All of this reads exclusively through the ExperimentStore facade — no direct SQL in the console layer.


8. Configuration

ExperimentConfig lives parallel to EvolutionConfig in src/config.ts, defaulted in DEFAULT_CONFIG, merged from disk in the same loadConfig block, and bounds-clamped like the eval-daemon knobs.

ts
interface ExperimentConfig {
  enabled: boolean;            // default false (master switch)
  defaultRepeats: number;      // default 3      (clamp 1..50)
  maxVariants: number;         // default 6      (clamp 1..20)
  perTrialTimeoutMs: number;   // default 120000 (clamp 1000..600000)
  maxTrialsPerRun: number;     // default 200    (clamp 1..5000)
}

maxTrialsPerRun is the safety valve: variants × cases × repeats is rejected by the Runner before launch if it exceeds the cap, preventing a runaway fan-out.


9. Phased plan

PhaseDeliverableState
P0-ADeterministic core: DDL migration, ExperimentStore (+ rows), IntelDatabase facade, ExperimentConfig, tests, this RFC.Landed
P0-Bstats aggregation helpers + report data shape (pure functions over listTrials).Shipped
P1Real runs: ExperimentRunner + LiveVariantExecutor (wraps FleetManager.spawnWorker) + graders (heuristic, verifier, judge) + token cost caps.Shipped
P2/experiment command (create/run/report/list/dataset export/promote) + *.experiment.md parser.Shipped
P3FleetConsole Experiments channel + comparison BarChart (via broadcastFleetExperiment frame).Shipped
P4Promotion (/experiment promote → existing promoteShadow/evolution pipeline) + optional ExperimentScheduler-driven background runs.Shipped

Status (2026-06-19): all phases P0–P4 shipped to master (PRs #573–#581 in agents-fleet, PR #2 in agents-fleet-console), CI green. Follow-ups also landed: hardening (#574), architect recs L3/L4/M1 + deep trial-tagging (#577), auto-labeled outcomes at collection + expectOutcome deterministic grading (#578). The live-LLM path is verified by the gated evolution e2e (real +0.54 quality lift).

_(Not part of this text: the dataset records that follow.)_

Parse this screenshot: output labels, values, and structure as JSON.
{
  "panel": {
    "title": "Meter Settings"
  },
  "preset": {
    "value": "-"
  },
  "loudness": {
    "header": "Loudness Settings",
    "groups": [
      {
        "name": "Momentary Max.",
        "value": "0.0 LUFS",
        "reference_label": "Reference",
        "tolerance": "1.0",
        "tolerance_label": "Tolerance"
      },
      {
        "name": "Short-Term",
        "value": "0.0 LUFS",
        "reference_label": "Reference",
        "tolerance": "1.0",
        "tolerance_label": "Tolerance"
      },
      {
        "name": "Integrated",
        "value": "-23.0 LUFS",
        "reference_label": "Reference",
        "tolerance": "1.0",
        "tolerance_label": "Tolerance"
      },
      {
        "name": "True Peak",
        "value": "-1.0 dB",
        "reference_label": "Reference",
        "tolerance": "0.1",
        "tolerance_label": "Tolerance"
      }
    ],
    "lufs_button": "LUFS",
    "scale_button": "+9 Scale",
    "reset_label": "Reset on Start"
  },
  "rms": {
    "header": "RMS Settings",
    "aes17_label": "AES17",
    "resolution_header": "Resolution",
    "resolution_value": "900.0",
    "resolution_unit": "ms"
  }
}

Each phase is independently shippable; P0-A introduces zero behavior change (the framework is enabled: false by default and nothing dispatches to it yet).


10. Non-goals (for now)

  • Cross-session statistical significance testing beyond a transparent, variance-aware meetsImprovementThreshold heuristic (renamed from the earlier, over-claiming meetsSignificance — M3). It gates on lift > noiseFloor, lift >= minImprovement, and pooledStddev === 0 || lift >= significanceK × pooledStddev (default significanceK = 1.0); it is not a p-value / t-test. The report's winnerSignificant flag (M5) is computed by this same heuristic over the winner-vs-baseline scores.
  • Distributed / multi-host trial execution — runs are in-process via the existing worker/eval machinery.
  • Persisting derived Reports — they are recomputed from trials on demand; trials are the durable source of truth.
  • Auto-generating variants (a future tie-in with the evolution proposer).